With the rise of business tools that extract informational value from individual users in the form of analytics and embedded intelligence services, these basic usage details are becoming quite valuable. Further behavioral insights may be obtained by retaining records of calling patterns, virtual conference details, application usage and geolocation figures. Information that might have had little use in years past continually increases in value today as data analysis becomes more advanced. The GDPR legal standard aims to address this.
Compliance Starts with Analysis
Meeting GDPR compliance for UC means implementing, tightening and documenting the data handling strategy and techniques when dealing with EU-based customer data. This must include all the solution providers who consume data from the UC provider or are part of the solution.
Irrespective of the solution being on-premise or cloud-based, the need for being complaint remains the same. Cloud-based applications have more actions to take in terms of securing and adhering to the data handling security expectations.

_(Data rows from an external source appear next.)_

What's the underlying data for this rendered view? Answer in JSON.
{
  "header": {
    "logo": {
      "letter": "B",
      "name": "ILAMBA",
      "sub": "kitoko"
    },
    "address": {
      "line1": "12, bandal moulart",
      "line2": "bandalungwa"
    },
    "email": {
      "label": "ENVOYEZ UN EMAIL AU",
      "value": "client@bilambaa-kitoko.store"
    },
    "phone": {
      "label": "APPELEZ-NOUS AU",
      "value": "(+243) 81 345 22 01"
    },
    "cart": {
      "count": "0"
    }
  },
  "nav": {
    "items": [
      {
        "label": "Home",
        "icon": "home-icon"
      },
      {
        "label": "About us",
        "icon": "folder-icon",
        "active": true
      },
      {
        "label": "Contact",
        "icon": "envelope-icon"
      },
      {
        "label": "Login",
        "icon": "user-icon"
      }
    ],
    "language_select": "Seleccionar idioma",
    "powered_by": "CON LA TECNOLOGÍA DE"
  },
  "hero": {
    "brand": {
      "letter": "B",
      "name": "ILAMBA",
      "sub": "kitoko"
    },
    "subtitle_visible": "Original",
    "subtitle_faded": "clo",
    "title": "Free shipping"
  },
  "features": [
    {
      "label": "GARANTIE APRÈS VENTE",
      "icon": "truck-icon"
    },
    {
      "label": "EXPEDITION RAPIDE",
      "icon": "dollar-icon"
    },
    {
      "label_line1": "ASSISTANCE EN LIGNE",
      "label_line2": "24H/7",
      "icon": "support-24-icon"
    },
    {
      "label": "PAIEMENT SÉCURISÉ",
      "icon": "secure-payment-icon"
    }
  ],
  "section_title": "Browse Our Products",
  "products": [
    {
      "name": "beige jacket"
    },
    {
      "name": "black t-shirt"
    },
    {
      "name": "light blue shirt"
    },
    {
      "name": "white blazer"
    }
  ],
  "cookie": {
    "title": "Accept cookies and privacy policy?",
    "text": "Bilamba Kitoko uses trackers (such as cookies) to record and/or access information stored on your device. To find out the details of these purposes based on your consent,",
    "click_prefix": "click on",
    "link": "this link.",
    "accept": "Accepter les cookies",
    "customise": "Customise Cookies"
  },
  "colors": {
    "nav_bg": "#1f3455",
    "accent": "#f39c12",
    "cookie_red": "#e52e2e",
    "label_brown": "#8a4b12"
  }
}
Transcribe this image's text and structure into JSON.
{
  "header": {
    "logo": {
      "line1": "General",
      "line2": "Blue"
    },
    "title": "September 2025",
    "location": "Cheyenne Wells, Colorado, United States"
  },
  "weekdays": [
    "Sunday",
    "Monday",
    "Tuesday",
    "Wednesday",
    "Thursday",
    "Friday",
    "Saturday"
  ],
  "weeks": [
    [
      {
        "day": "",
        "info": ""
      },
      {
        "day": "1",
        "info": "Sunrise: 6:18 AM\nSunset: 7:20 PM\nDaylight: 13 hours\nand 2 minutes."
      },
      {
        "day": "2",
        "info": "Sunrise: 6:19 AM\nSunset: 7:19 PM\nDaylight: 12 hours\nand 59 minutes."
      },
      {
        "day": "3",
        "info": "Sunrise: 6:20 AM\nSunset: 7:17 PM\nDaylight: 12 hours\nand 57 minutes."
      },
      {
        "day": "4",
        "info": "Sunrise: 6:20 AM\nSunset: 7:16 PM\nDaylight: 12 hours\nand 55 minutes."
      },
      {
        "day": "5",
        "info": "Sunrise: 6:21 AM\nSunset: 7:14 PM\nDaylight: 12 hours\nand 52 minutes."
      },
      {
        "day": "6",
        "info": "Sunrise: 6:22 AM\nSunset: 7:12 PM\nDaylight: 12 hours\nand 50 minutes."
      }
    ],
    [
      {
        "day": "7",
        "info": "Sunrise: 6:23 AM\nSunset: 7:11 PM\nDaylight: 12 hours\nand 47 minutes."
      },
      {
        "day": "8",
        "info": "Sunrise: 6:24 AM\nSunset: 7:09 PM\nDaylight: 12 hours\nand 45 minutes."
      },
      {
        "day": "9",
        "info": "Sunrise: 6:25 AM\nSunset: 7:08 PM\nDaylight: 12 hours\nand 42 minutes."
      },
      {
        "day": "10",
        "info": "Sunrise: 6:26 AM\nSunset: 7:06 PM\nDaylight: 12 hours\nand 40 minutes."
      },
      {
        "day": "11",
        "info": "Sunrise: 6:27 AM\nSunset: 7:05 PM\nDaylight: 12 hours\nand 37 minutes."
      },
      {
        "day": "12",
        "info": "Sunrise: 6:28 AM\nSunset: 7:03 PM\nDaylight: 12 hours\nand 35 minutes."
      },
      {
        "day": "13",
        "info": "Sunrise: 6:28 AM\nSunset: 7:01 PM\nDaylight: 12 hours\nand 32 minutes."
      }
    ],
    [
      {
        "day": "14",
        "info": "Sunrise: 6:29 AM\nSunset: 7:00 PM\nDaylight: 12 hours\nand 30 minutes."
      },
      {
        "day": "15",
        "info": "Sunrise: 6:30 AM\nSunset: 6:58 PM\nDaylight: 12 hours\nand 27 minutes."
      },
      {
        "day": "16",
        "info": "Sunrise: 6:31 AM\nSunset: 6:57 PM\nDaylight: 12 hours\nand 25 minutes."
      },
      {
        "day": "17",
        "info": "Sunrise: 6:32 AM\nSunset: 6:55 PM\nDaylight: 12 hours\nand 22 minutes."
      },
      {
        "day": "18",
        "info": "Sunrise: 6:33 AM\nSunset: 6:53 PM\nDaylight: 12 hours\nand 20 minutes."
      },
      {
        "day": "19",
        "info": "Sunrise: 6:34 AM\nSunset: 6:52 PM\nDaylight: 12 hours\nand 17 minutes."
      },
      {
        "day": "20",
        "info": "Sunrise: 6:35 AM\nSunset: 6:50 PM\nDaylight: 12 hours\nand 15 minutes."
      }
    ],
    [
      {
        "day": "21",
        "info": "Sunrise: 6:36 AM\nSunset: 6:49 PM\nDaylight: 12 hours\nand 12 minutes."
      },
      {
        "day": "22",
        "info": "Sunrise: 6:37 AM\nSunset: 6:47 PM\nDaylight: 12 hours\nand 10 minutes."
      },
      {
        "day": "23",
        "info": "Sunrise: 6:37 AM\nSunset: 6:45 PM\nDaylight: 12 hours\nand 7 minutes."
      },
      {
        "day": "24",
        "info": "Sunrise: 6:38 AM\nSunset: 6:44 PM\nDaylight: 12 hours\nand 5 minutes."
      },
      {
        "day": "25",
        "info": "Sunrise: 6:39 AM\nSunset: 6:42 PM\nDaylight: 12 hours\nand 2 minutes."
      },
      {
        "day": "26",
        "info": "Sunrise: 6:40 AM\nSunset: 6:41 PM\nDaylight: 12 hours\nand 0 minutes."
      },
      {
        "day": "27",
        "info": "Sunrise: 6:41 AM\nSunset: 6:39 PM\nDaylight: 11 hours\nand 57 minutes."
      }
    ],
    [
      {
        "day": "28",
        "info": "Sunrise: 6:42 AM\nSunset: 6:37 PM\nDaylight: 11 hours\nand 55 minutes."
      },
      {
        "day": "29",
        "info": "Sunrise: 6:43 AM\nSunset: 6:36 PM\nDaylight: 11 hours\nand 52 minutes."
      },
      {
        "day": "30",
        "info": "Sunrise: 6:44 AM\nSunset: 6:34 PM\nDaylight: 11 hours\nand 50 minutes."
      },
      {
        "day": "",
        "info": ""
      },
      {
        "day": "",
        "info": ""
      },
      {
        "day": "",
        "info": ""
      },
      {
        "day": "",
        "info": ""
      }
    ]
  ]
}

In addition to that, applications or processes that use cloud-based third-party products like data storage, data analytics and intelligence have to be validated and regularized to be compliant with the GDPR regulations as well.
This is where the importance of proper analysis and retrospection of your data handling techniques becomes paramount in meeting GDPR requirements. An analysis and validation can ensure that how you handle the personal data of customers is up to spec when passing sensitive data between vendors, solution providers and third-party party applications.